Safe rooms at EDs provide temporary respite

By Catherine Robertson Souter
March 1st, 2017

The signing of the Community Mental Health Act in 1963 introduced a major shift in mental health care. Signed by President John F. Kennedy, the act initiated a shifting of federal resources away from large institutions with the goal of increasing community-based mental health treatment programs.

Flash forward more than 50 years later to find that all did not turn out as planned. While there are fewer people committed to inpatient care, community services have not matched expected growth.

The result? Fewer beds and less local services have led to higher levels of incarceration among the mentally ill and people with mental health needs turn to hospital emergency rooms in times of crisis. There, they often find themselves in a holding pattern while waiting for beds to open up.

In response to the increase in mental health patients seeking treatment, emergency departments at many local hospitals have begun to create “safe rooms” where someone in acute distress can be temporarily housed.

“Emergency departments were ill equipped to deal with someone who is suicidal or homicidal and has co-existing medical issues,” said Ryn Gluckman, RN, BSN, nurse manager of the emergency department at Cooley Dickinson Hospital in Northampton, Mass.

“Care was given in open bays or in hallways with little dignity for anyone, and at a high risk to the patient and to the staff. What we saw was that people would get worse while waiting for an inpatient space. Now we see people come in and get a bed that is comfortable and warm and private and dignified and sometimes we end up discharging people directly from the ER.”
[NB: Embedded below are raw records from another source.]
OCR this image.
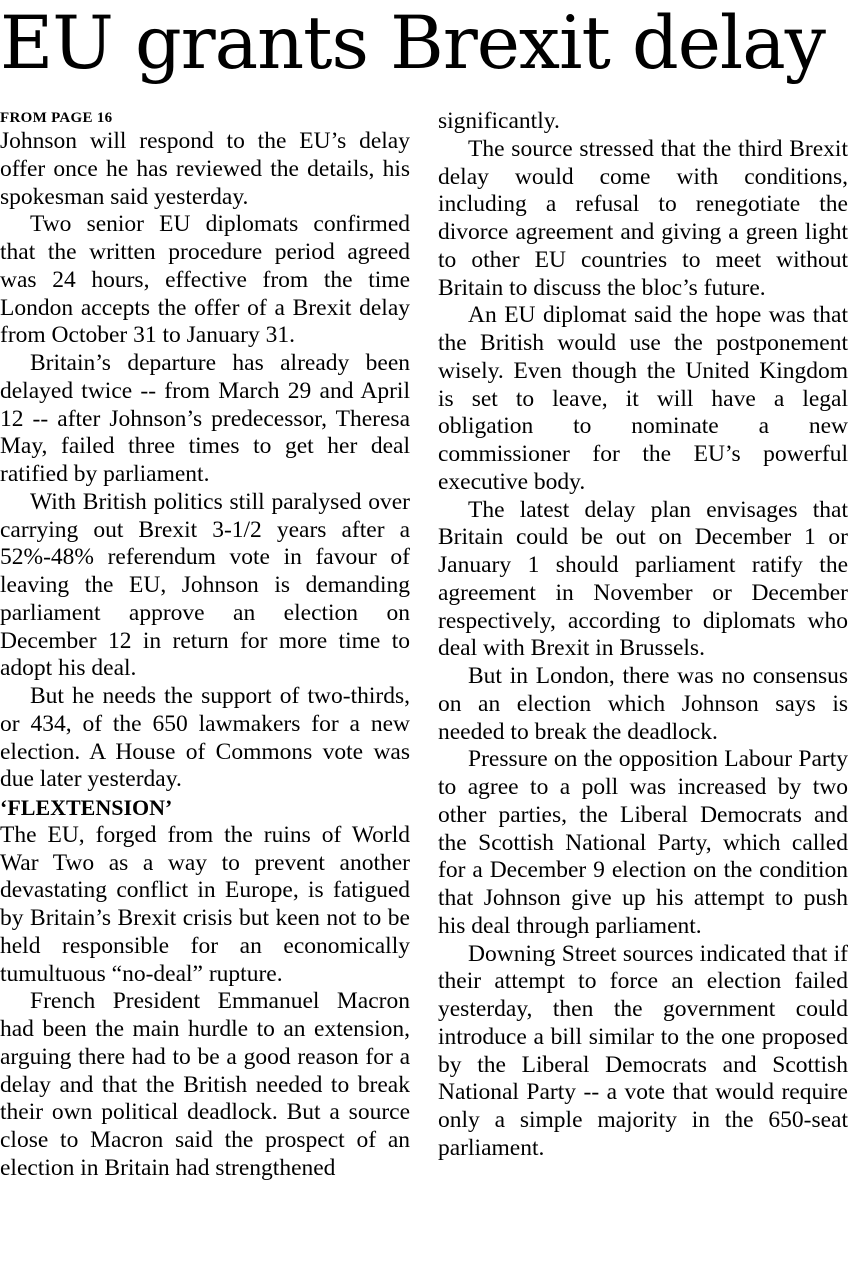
EU grants Brexit delay
FROM PAGE 16

Johnson will respond to the EU’s delay offer once he has reviewed the details, his spokesman said yesterday.

Two senior EU diplomats confirmed that the written procedure period agreed was 24 hours, effective from the time London accepts the offer of a Brexit delay from October 31 to January 31.

Britain’s departure has already been delayed twice -- from March 29 and April 12 -- after Johnson’s predecessor, Theresa May, failed three times to get her deal ratified by parliament.

With British politics still paralysed over carrying out Brexit 3-1/2 years after a 52%-48% referendum vote in favour of leaving the EU, Johnson is demanding parliament approve an election on December 12 in return for more time to adopt his deal.

But he needs the support of two-thirds, or 434, of the 650 lawmakers for a new election. A House of Commons vote was due later yesterday.

‘FLEXTENSION’

The EU, forged from the ruins of World War Two as a way to prevent another devastating conflict in Europe, is fatigued by Britain’s Brexit crisis but keen not to be held responsible for an economically tumultuous “no-deal” rupture.

French President Emmanuel Macron had been the main hurdle to an extension, arguing there had to be a good reason for a delay and that the British needed to break their own political deadlock. But a source close to Macron said the prospect of an election in Britain had strengthened

significantly.

The source stressed that the third Brexit delay would come with conditions, including a refusal to renegotiate the divorce agreement and giving a green light to other EU countries to meet without Britain to discuss the bloc’s future.

An EU diplomat said the hope was that the British would use the postponement wisely. Even though the United Kingdom is set to leave, it will have a legal obligation to nominate a new commissioner for the EU’s powerful executive body.

The latest delay plan envisages that Britain could be out on December 1 or January 1 should parliament ratify the agreement in November or December respectively, according to diplomats who deal with Brexit in Brussels.

But in London, there was no consensus on an election which Johnson says is needed to break the deadlock.

Pressure on the opposition Labour Party to agree to a poll was increased by two other parties, the Liberal Democrats and the Scottish National Party, which called for a December 9 election on the condition that Johnson give up his attempt to push his deal through parliament.

Downing Street sources indicated that if their attempt to force an election failed yesterday, then the government could introduce a bill similar to the one proposed by the Liberal Democrats and Scottish National Party -- a vote that would require only a simple majority in the 650-seat parliament.
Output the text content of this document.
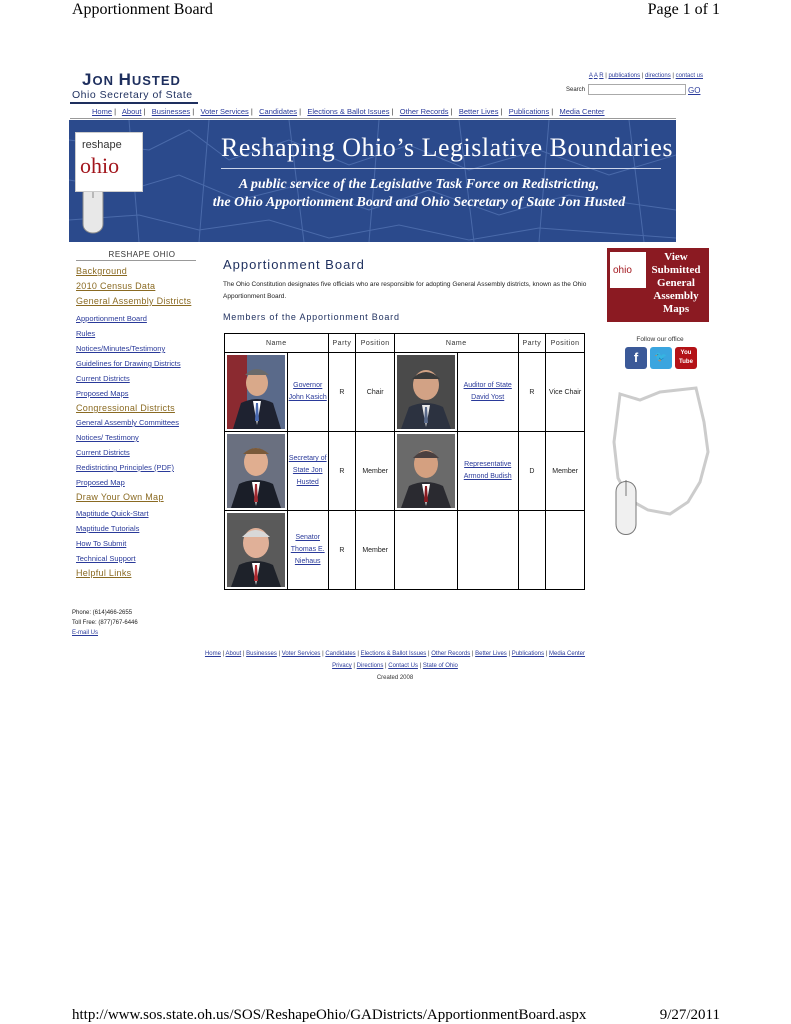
Apportionment Board	Page 1 of 1
http://www.sos.state.oh.us/SOS/ReshapeOhio/GADistricts/ApportionmentBoard.aspx	9/27/2011
JON HUSTED
Ohio Secretary of State
A A R | publications | directions | contact us
Search	GO
Home |   About |   Businesses |   Voter Services |   Candidates |   Elections & Ballot Issues |   Other Records |   Better Lives |   Publications |   Media Center
reshape
ohio
Reshaping Ohio’s Legislative Boundaries
A public service of the Legislative Task Force on Redistricting,
the Ohio Apportionment Board and Ohio Secretary of State Jon Husted
RESHAPE OHIO
Background
2010 Census Data
General Assembly Districts
Apportionment Board
Rules
Notices/Minutes/Testimony
Guidelines for Drawing Districts
Current Districts
Proposed Maps
Congressional Districts
General Assembly Committees
Notices/ Testimony
Current Districts
Redistricting Principles (PDF)
Proposed Map
Draw Your Own Map
Maptitude Quick-Start
Maptitude Tutorials
How To Submit
Technical Support
Helpful Links
Phone: (614)466-2655
Toll Free: (877)767-6446
E-mail Us
Apportionment Board
The Ohio Constitution designates five officials who are responsible for adopting General Assembly districts, known as the Ohio Apportionment Board.
Members of the Apportionment Board
Name		Party	Position	Name		Party	Position

	Governor John Kasich	R	Chair		Auditor of State David Yost	R	Vice Chair

	Secretary of State Jon Husted	R	Member		Representative Armond Budish	D	Member

	Senator Thomas E. Niehaus	R	Member				
ohio
View Submitted General Assembly Maps
Follow our office
f	🐦	You Tube
Home | About | Businesses | Voter Services | Candidates | Elections & Ballot Issues | Other Records | Better Lives | Publications | Media Center
Privacy | Directions | Contact Us | State of Ohio
Created 2008
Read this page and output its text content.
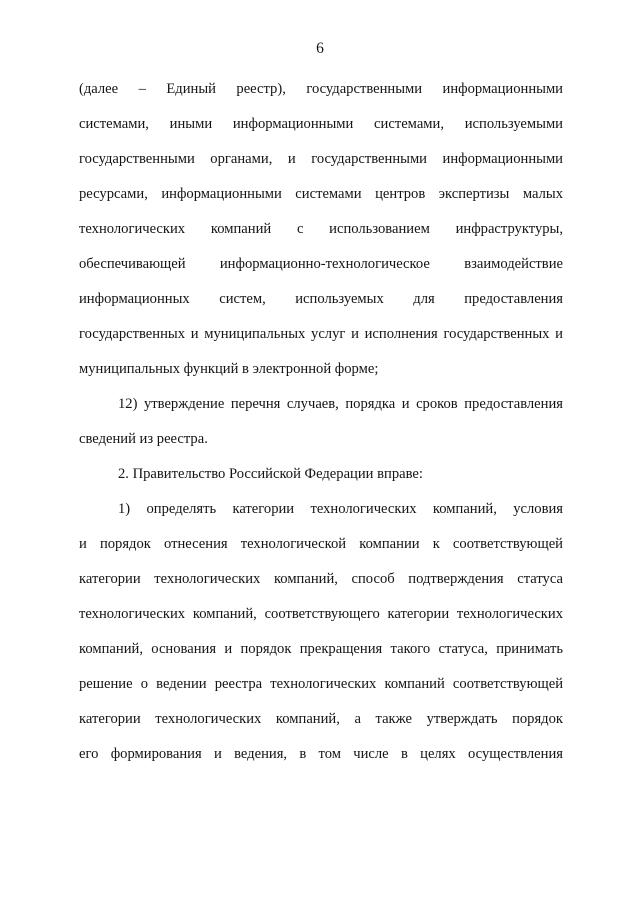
6
(далее – Единый реестр), государственными информационными
системами, иными информационными системами, используемыми
государственными органами, и государственными информационными
ресурсами, информационными системами центров экспертизы малых
технологических компаний с использованием инфраструктуры,
обеспечивающей информационно-технологическое взаимодействие
информационных систем, используемых для предоставления
государственных и муниципальных услуг и исполнения государственных и
муниципальных функций в электронной форме;
12) утверждение перечня случаев, порядка и сроков предоставления
сведений из реестра.
2. Правительство Российской Федерации вправе:
1) определять категории технологических компаний, условия
и порядок отнесения технологической компании к соответствующей
категории технологических компаний, способ подтверждения статуса
технологических компаний, соответствующего категории технологических
компаний, основания и порядок прекращения такого статуса, принимать
решение о ведении реестра технологических компаний соответствующей
категории технологических компаний, а также утверждать порядок
его формирования и ведения, в том числе в целях осуществления
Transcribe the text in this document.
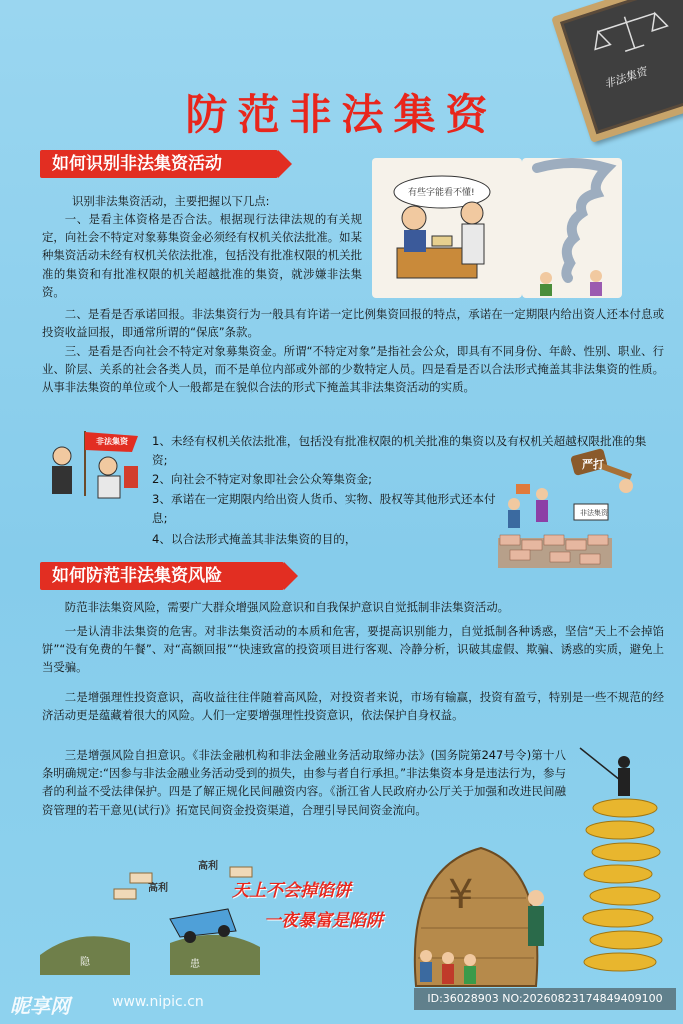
非法集资
防范非法集资
如何识别非法集资活动

识别非法集资活动，主要把握以下几点:

一、是看主体资格是否合法。根据现行法律法规的有关规定，向社会不特定对象募集资金必须经有权机关依法批准。如某种集资活动未经有权机关依法批准，包括没有批准权限的机关批准的集资和有批准权限的机关超越批准的集资，就涉嫌非法集资。

二、是看是否承诺回报。非法集资行为一般具有许诺一定比例集资回报的特点，承诺在一定期限内给出资人还本付息或投资收益回报，即通常所谓的“保底”条款。

三、是看是否向社会不特定对象募集资金。所谓“不特定对象”是指社会公众，即具有不同身份、年龄、性别、职业、行业、阶层、关系的社会各类人员，而不是单位内部或外部的少数特定人员。四是看是否以合法形式掩盖其非法集资的性质。从事非法集资的单位或个人一般都是在貌似合法的形式下掩盖其非法集资活动的实质。

有些字能看不懂!
非法集资 1、未经有权机关依法批准，包括没有批准权限的机关批准的集资以及有权机关超越权限批准的集资;

2、向社会不特定对象即社会公众筹集资金;

3、承诺在一定期限内给出资人货币、实物、股权等其他形式还本付息;

4、以合法形式掩盖其非法集资的目的，

严打
非法集资
如何防范非法集资风险

防范非法集资风险，需要广大群众增强风险意识和自我保护意识自觉抵制非法集资活动。

一是认清非法集资的危害。对非法集资活动的本质和危害，要提高识别能力，自觉抵制各种诱惑，坚信“天上不会掉馅饼”“没有免费的午餐”、对“高额回报”“快速致富的投资项目进行客观、冷静分析，识破其虚假、欺骗、诱惑的实质，避免上当受骗。

二是增强理性投资意识，高收益往往伴随着高风险，对投资者来说，市场有输赢，投资有盈亏，特别是一些不规范的经济活动更是蕴藏着很大的风险。人们一定要增强理性投资意识，依法保护自身权益。

三是增强风险自担意识。《非法金融机构和非法金融业务活动取缔办法》(国务院第247号令)第十八条明确规定:“因参与非法金融业务活动受到的损失，由参与者自行承担。”非法集资本身是违法行为，参与者的利益不受法律保护。四是了解正规化民间融资内容。《浙江省人民政府办公厅关于加强和改进民间融资管理的若干意见(试行)》拓宽民间资金投资渠道，合理引导民间资金流向。

高利
高利
隐	患
天上不会掉馅饼
一夜暴富是陷阱
¥
昵享网	www.nipic.cn	ID:36028903 NO:20260823174849409100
Depending on the need of the emergency department, a behavioral health safe room typically provides a controlled environment with doors that lock but can swing open either way so that a patient cannot barricade himself inside.

Beds are bolted to the floor. Molding is permanently attached to walls. Grates or sliding doors cover medical equipment. Windows are made with shatter proof glass. Every possible option for someone who may be desperate to hurt herself or others has been removed.

Cooley Dickinson Hospital installed a four-room behavioral health unit in 2015 in its emergency department with a result that, since opening, the staff has seen a reduction in the number of violent incidents in the ER.

Grace Cottage Hospital, in Townsend, Vt., opened a safe room that can double as a standard emergency bay in January. A smaller hospital that typically sees about 3,000 emergency visits each year, the administration still felt that the additional space would be put to good use.

“We have seen a bit of an uptick in people coming in with issues,” said Kimona Alin, M.D., director of the emergency room. “About 95 percent of the time we can still use the room as a traditional emergency room/bay and an added benefit is that it also has complete privacy for more sensitive situations.”

In 2013, Brattleboro Memorial Hospital, in Brattleboro, Vt., opened five new swing rooms to meet the increased mental health population when required.

“The rooms are designed to meet the needs of the patient which is a paradigm shift from the patient needing to be placed in a specific room,” said Gina Pattison, director of development and community relations. “We have embedded the maximum amount of flexibility into the process by using a portable cart system. The rooms accomplish what they are intended for, patient care.”

In 2015, the Cheshire Medical Center in Keene, N.H., added two dedicated safe rooms along with two swing rooms that can be used for medical or psychiatric emergencies.

“We were seeing an increased number of psychiatric patients waiting to be admitted to the state hospital,” said Paul Pezone, vice president of support services and technical operations. “The rooms are in constant use and it has been busier this year than in the past.”

So, is the emergency department safe room the future of mental health care? Our experts hope not.

“It really should not be the standard of care,” said Pezone. “The ER is not an extended care facility.”

“One hope is that we wake up and the government wakes up and provides more support for resources for mental health care where it is most needed… in the community,” said Gluckman.

Another issue, she pointed out, is in the way insurance companies reimburse for care.

“They pay a small flat fee here, whereas they pay for each day in a psych unit,” she said. “It is in their best interest to keep them in the ED until the patient or the clinician gets sick of the situation and ends up discharging people.”

“It is certainly a challenge,” said Pezone. “It is not just the lack of inpatient beds and funding for community services, but it is also about the insurance payers. The good news is that individual health care organizations are taking steps to minimize the effect. We used our own dollars to do the right thing for the community at least on an interim basis.”